Top Cop urges GPF middle management to have the right attitude and mindset

– to make force more ‘contemporary’

After a hiatus of some 12 years, the Guyana Police Force recently held an Inspectors and Sergeants conference at the Police Officers Mess Annexe in Eve Leary, Georgetown with Acting Commissioner of Police Clifton Hicken underscoring their role in the force as the middle management and them having the right attitude and mindset.

According to a Guyana Police Force (GPF) release on Saturday, the just-concluded conference “set the tone” for middle management in the force.

Hicken, in his remarks on the opening day, highlighted the importance of the Inspectors and Sergeants Conference, which is to have the entire force moving in one direction. He noted that it was not about the middle managers coming to confirm their roles and responsibilities but identifying deficiencies and how to fill those voids.

“In an effort to have the entire Guyana Police Force moving in one direction, it was necessary for the realisation of this conference. But this conference isn’t only going to be [about] presentations, group dynamics, identifying, confirmation of your roles and responsibilities but you are going to be managed by a cadre of commanders with the requisite competence; they are going to listen to the views, understand the strengths and weaknesses, [and] where we need development,” he said.

Hicken also told the hundreds of inspectors and sergeants that all they learn during the conference must not be noticed by their superiors but by the citizens whom they serve.

“You are going to work harder than you have worked before. We are going to transform you during these [three] days and when you get back to the stations, the public [whom] you serve, they must see a difference in how things are being done,” he cautioned.

Minister of Home Affairs Robeson Benn, who addressed the conference, spoke on the government’s role in aiding the force’s Strategic Plan 2022-2026, which he said is geared at transforming the GPF into a more “contemporary” one through the development of its human resources and their capabilities. The minister reminded the gathering of over 700 middle managers that it will all be in vain if they do not possess the right attitude and mindset.

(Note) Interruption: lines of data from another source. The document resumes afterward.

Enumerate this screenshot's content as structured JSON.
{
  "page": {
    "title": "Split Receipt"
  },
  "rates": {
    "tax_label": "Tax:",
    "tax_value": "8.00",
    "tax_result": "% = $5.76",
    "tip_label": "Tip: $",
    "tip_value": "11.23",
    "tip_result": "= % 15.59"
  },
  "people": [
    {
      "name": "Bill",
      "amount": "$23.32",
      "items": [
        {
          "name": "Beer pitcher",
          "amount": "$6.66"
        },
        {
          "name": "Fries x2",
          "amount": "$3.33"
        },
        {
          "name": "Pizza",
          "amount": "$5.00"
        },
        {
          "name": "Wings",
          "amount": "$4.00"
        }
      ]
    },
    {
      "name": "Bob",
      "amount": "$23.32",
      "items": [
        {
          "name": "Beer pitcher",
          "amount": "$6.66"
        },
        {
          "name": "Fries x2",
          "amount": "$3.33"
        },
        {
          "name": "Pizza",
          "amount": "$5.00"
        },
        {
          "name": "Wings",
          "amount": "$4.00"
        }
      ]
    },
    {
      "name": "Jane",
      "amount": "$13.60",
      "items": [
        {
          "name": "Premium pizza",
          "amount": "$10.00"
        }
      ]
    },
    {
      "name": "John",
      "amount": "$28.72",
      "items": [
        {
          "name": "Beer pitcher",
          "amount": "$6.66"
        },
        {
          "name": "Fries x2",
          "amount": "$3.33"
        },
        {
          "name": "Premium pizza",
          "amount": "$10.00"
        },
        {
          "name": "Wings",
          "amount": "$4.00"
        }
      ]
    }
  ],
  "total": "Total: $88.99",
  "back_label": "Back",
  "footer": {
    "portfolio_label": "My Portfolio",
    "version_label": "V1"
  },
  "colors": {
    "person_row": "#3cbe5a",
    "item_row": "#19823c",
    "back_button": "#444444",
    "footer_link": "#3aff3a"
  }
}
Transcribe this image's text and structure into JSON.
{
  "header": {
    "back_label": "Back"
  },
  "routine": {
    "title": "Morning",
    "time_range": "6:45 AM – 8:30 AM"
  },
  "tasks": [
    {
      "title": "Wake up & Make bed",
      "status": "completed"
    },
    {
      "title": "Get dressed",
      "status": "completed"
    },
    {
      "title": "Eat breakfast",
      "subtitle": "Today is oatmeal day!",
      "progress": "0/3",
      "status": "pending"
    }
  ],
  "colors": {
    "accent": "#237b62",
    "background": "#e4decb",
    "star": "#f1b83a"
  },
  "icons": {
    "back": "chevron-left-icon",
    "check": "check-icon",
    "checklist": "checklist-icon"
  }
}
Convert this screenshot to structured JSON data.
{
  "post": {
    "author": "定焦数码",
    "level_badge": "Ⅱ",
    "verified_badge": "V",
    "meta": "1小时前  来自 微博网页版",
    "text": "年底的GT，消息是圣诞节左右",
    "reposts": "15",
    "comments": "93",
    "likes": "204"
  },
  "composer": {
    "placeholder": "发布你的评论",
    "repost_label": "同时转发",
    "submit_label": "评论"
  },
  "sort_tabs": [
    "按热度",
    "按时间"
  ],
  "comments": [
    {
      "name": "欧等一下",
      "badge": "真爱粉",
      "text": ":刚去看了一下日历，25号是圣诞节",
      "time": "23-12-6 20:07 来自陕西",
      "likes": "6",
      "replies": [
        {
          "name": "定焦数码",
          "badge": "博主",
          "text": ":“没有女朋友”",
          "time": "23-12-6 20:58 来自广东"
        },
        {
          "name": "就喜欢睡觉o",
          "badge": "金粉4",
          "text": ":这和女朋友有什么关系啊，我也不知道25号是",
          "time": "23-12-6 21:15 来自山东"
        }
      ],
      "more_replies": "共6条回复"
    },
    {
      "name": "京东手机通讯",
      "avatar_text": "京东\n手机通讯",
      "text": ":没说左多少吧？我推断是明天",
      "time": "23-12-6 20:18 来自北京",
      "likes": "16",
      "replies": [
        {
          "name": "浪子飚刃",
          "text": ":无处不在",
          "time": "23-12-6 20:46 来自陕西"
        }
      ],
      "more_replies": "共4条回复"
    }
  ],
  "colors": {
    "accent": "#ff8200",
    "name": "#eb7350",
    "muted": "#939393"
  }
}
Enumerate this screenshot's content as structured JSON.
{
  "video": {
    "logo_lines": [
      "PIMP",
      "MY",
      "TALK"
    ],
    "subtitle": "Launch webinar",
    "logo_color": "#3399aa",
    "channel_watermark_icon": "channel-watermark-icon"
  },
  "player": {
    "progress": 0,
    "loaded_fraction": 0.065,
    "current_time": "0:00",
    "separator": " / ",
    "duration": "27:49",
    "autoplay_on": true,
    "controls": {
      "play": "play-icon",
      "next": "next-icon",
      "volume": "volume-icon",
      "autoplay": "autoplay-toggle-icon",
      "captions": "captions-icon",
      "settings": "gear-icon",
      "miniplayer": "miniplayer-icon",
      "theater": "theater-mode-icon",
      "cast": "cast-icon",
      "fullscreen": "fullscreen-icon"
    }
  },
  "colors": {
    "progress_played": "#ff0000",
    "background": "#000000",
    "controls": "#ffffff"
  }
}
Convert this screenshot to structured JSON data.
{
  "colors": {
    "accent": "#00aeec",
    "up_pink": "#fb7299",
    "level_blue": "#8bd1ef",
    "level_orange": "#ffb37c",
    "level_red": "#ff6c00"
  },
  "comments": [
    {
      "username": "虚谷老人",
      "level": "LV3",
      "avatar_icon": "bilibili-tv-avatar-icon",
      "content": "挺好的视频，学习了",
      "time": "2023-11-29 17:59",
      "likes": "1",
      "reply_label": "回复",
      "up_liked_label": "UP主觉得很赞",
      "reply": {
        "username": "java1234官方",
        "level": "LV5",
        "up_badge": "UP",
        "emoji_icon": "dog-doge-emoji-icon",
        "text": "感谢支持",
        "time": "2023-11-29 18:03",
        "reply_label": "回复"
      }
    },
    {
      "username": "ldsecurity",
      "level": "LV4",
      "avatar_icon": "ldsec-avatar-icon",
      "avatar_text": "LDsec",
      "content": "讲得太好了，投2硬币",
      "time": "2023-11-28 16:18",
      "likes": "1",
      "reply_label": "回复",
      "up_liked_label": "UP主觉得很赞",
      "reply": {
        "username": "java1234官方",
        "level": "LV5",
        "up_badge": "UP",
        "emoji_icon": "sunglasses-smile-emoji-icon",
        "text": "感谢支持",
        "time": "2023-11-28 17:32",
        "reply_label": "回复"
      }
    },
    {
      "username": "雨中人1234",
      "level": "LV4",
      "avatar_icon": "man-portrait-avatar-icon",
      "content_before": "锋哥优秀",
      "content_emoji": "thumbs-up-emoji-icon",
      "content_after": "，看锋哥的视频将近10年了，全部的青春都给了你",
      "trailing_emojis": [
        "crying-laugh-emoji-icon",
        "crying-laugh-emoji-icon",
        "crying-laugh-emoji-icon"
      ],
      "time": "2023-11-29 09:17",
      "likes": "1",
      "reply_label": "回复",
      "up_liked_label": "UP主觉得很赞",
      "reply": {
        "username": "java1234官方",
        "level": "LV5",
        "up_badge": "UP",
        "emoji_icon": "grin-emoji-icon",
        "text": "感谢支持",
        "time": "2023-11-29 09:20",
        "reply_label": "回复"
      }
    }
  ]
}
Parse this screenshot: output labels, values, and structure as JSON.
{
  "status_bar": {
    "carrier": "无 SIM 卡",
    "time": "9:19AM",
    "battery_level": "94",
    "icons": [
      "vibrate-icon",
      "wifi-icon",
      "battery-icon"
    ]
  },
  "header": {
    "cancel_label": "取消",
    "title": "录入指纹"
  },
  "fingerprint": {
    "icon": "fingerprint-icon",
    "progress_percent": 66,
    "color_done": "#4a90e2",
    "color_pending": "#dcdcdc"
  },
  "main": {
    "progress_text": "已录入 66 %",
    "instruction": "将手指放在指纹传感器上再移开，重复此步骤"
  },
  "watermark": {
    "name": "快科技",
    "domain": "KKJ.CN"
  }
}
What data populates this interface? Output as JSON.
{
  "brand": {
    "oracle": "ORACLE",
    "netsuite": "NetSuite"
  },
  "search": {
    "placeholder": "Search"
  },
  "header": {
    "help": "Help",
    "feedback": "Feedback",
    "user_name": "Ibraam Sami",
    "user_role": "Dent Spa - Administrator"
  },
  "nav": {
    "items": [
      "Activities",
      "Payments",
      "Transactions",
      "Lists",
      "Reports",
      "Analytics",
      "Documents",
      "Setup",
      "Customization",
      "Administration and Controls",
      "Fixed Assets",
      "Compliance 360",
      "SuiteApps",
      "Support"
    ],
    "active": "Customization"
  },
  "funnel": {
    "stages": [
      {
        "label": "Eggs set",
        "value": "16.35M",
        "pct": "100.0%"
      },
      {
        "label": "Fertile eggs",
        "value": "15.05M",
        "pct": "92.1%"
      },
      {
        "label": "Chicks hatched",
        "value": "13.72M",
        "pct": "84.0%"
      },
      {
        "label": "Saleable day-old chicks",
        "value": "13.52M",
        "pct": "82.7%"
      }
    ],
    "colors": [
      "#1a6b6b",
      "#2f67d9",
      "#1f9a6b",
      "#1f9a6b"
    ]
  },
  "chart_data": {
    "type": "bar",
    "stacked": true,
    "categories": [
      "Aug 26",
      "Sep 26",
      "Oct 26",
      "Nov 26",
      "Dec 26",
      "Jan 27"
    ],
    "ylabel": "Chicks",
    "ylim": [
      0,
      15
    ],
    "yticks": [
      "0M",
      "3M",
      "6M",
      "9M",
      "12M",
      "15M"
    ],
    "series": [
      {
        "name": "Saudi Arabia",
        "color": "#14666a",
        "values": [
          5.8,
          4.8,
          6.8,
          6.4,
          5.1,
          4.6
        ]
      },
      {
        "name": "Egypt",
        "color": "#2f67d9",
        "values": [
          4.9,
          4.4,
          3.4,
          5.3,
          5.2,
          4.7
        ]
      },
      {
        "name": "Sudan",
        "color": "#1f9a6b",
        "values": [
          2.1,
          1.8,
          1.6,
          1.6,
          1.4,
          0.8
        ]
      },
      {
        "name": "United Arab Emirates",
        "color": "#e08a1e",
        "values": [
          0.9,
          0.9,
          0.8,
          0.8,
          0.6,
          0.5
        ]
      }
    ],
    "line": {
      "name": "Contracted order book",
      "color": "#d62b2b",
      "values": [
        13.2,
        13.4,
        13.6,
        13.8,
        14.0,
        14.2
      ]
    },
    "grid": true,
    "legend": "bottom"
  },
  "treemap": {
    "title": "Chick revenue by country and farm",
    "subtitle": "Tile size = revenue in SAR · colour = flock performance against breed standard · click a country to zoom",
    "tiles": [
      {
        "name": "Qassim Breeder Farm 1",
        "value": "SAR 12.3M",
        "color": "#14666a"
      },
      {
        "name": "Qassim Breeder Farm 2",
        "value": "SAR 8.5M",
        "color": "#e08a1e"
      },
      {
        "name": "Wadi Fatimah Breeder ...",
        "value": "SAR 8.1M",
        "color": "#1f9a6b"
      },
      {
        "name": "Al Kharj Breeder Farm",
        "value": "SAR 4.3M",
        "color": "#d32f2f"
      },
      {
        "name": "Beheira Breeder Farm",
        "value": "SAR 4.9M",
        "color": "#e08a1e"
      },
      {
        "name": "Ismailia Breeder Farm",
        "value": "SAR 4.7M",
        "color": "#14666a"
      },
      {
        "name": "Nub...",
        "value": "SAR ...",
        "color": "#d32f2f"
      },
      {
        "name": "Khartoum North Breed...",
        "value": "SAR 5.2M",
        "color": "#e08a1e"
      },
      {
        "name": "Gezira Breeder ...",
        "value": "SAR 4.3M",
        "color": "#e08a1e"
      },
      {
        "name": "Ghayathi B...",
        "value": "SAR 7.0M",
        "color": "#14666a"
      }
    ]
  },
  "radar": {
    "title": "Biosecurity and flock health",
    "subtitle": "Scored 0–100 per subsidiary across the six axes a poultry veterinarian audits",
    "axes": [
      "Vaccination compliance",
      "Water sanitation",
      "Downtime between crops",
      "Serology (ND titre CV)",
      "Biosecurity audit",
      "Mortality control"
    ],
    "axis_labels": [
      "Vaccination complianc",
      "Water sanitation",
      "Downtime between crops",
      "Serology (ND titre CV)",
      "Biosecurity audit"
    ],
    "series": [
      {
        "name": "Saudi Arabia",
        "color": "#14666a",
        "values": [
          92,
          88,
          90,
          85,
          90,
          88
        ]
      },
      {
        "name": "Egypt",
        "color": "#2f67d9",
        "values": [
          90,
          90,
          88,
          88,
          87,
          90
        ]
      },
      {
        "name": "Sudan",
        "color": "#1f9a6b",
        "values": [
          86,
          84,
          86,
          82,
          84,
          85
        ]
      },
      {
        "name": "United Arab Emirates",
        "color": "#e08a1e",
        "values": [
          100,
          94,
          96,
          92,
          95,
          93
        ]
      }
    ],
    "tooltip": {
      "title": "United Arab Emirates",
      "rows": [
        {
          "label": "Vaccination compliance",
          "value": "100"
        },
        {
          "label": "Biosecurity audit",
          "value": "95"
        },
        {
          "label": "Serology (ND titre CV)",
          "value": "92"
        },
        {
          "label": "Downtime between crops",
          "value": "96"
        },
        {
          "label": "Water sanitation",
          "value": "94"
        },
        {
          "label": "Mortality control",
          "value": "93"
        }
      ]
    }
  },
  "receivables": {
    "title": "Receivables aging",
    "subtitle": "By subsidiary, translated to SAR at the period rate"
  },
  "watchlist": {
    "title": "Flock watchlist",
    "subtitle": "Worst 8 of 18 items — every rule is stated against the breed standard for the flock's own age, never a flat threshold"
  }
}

“There’s a lot of things going for contemporary policing interventions in relation to information technology and in particular, training, but it will all go to naught if you have the physical assets and the vehicles and the best legally trained and other trained managers… nothing matters if at the middle level, the purpose, the willingness, the activity, and the direction do not integrate [with] what has to happen at the bottom in terms of actions to guarantee security.”

The three days of the conference saw a number of intense and excellent presentations by members of the force as well as other individuals, and covered several pertinent areas and topics of discussion, the release added.